Decision Date02 July 1968
Citation293 N.Y.S.2d 265,22 N.Y.2d 446
Parties, 239 N.E.2d 869 The PEOPLE of the State of New York, Respondent, v. Shelly Jean JACKSON and Wayne Bruton, Appellants, et al., Defendant.
CourtNew York Court of Appeals Court of Appeals

Eugene Van Voorhis, Rochester, for Wayne Bruton, appellant.

Betty D. Friedlander, Ithaca, for Shelly Jean Jackson, appellant.

John C. Little, Dist. Atty. (Nicholas P. Varlan, Rochester, of counsel), for respondent.

FULD, Chief Judge.

This appeal raises important questions as to the propriety of a joint trial and the use of a confession obtained in the absence of counsel.

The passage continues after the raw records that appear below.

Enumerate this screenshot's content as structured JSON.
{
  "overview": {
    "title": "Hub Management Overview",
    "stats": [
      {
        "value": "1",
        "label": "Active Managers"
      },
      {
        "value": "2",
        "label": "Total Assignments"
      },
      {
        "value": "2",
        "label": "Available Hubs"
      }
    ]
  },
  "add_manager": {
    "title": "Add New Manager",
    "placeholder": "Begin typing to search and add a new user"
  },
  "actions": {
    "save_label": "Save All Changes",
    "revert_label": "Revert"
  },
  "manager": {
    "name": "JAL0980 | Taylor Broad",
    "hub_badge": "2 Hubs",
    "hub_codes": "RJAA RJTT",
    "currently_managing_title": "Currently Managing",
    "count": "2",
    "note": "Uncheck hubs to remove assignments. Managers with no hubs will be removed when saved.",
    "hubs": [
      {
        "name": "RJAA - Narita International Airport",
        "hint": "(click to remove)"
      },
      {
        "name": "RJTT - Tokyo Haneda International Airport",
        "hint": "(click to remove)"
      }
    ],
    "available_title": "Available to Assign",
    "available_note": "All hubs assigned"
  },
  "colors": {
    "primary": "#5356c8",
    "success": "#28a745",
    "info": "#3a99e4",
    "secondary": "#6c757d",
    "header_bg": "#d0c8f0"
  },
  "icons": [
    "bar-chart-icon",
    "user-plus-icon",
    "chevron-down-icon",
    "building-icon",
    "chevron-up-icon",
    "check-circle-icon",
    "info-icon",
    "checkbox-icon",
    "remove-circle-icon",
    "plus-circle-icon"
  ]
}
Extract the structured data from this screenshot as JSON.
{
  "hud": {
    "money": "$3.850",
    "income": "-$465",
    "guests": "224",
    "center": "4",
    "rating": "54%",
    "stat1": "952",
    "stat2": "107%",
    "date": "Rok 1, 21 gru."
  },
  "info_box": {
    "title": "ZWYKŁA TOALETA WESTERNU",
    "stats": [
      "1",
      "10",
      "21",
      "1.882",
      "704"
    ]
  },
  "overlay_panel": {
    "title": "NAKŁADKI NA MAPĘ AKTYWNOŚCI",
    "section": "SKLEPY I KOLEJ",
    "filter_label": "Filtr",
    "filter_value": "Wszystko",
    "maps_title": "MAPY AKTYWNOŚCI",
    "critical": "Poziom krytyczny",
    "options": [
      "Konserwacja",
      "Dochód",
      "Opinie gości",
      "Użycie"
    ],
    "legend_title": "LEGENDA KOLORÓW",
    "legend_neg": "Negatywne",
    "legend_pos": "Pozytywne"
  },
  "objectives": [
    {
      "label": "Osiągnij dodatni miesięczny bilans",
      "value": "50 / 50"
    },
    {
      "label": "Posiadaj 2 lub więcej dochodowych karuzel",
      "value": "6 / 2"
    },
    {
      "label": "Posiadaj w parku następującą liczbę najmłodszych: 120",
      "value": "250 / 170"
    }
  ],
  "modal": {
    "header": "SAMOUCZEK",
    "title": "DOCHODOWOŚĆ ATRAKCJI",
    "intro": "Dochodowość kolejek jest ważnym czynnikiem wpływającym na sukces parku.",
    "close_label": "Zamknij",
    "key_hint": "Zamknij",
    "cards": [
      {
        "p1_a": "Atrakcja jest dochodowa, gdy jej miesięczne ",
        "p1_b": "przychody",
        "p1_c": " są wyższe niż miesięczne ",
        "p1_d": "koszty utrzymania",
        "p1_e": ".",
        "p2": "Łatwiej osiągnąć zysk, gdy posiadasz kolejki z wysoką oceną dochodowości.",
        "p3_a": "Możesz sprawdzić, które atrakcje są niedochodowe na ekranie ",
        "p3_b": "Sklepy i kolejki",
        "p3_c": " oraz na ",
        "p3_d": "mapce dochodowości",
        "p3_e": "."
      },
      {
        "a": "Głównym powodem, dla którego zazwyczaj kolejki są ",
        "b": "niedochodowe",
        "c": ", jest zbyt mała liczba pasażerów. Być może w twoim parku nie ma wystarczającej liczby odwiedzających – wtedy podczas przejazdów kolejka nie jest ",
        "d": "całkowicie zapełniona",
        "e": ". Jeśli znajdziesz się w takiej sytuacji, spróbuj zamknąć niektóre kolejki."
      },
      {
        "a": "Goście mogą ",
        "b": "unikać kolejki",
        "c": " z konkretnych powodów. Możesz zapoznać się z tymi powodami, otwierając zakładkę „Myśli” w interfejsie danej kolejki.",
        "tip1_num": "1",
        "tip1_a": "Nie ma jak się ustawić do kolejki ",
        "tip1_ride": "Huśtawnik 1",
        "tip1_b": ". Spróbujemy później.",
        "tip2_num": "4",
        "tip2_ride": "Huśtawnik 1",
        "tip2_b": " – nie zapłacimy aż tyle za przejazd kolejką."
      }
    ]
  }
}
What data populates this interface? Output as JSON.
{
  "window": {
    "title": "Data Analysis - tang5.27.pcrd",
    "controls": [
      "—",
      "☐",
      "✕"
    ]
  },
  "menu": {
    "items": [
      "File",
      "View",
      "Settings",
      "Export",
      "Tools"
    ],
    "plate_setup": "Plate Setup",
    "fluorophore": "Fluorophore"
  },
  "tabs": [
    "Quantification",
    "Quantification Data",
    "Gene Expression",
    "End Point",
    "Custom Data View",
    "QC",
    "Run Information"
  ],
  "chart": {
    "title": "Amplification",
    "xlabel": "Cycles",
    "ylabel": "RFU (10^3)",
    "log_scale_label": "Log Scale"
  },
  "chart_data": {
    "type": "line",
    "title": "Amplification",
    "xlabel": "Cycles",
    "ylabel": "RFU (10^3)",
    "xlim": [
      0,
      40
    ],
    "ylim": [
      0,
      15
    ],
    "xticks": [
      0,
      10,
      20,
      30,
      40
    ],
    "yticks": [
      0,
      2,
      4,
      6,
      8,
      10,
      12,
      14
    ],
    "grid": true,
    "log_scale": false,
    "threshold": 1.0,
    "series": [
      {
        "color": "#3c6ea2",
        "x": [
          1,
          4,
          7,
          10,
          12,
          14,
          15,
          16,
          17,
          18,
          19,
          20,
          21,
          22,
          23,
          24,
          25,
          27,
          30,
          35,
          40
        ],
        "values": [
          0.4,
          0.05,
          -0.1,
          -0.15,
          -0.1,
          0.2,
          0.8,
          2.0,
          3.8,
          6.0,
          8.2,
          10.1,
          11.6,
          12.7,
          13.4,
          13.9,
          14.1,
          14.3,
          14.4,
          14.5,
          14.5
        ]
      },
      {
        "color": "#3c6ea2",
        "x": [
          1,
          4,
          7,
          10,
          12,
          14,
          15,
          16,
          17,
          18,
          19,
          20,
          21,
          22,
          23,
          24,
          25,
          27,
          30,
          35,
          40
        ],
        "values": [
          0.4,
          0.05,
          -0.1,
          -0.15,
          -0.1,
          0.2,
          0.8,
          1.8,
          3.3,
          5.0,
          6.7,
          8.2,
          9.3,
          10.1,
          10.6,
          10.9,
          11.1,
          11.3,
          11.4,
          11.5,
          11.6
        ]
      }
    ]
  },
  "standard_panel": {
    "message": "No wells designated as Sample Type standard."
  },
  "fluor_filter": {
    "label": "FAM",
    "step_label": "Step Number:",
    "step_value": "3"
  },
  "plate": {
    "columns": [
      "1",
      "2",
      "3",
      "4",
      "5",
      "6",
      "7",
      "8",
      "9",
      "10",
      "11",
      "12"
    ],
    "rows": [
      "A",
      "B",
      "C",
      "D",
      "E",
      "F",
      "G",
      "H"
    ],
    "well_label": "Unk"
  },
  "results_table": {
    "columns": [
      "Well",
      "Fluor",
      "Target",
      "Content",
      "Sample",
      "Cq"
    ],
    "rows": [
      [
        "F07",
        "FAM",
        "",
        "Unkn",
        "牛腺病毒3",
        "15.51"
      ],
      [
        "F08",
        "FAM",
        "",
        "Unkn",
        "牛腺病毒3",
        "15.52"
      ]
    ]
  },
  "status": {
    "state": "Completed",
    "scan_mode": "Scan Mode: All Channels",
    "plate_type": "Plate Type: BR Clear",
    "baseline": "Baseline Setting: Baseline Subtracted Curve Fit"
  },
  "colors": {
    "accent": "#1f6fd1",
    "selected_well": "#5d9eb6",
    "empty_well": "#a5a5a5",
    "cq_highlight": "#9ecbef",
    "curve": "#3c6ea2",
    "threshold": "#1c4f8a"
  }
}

On the morning of October 27, 1964, when Isaac Wilson was found murdered in his restaurant in Rochester, suspicion almost immediately settled upon three men, the appellants Jackson and Bruton and their codefendant Alvin Peterson. Jackson, arrested that same evening, was held on a charge of vagrancy although the police blotter recited that he was 'Suspected of being one of the men involved in the (Wilson) Homicide'. 1 When arraigned on the vagrancy charge the following morning, Jackson stated that he 'would like to have a lawyer.' The case was thereupon adjourned for 48 hours to permit him to get one. However, no lawyer was furnished and, indeed, within 12 hours after he had requested counsel, the police began to question him, along with the other suspects, about the killing. In the course of the interrogation, each of them accused the others of participation in the crime, Jackson and Bruton incriminating themselves as well. Some time prior to the trial, a Huntley hearing was held, during which Jackson sought unsuccessfully to suppress his statements on the ground that they had been taken from him, in the absence of counsel, after he had been arraigned upon a sham vagrancy charge and, indeed, after he had specifically asked for a lawyer.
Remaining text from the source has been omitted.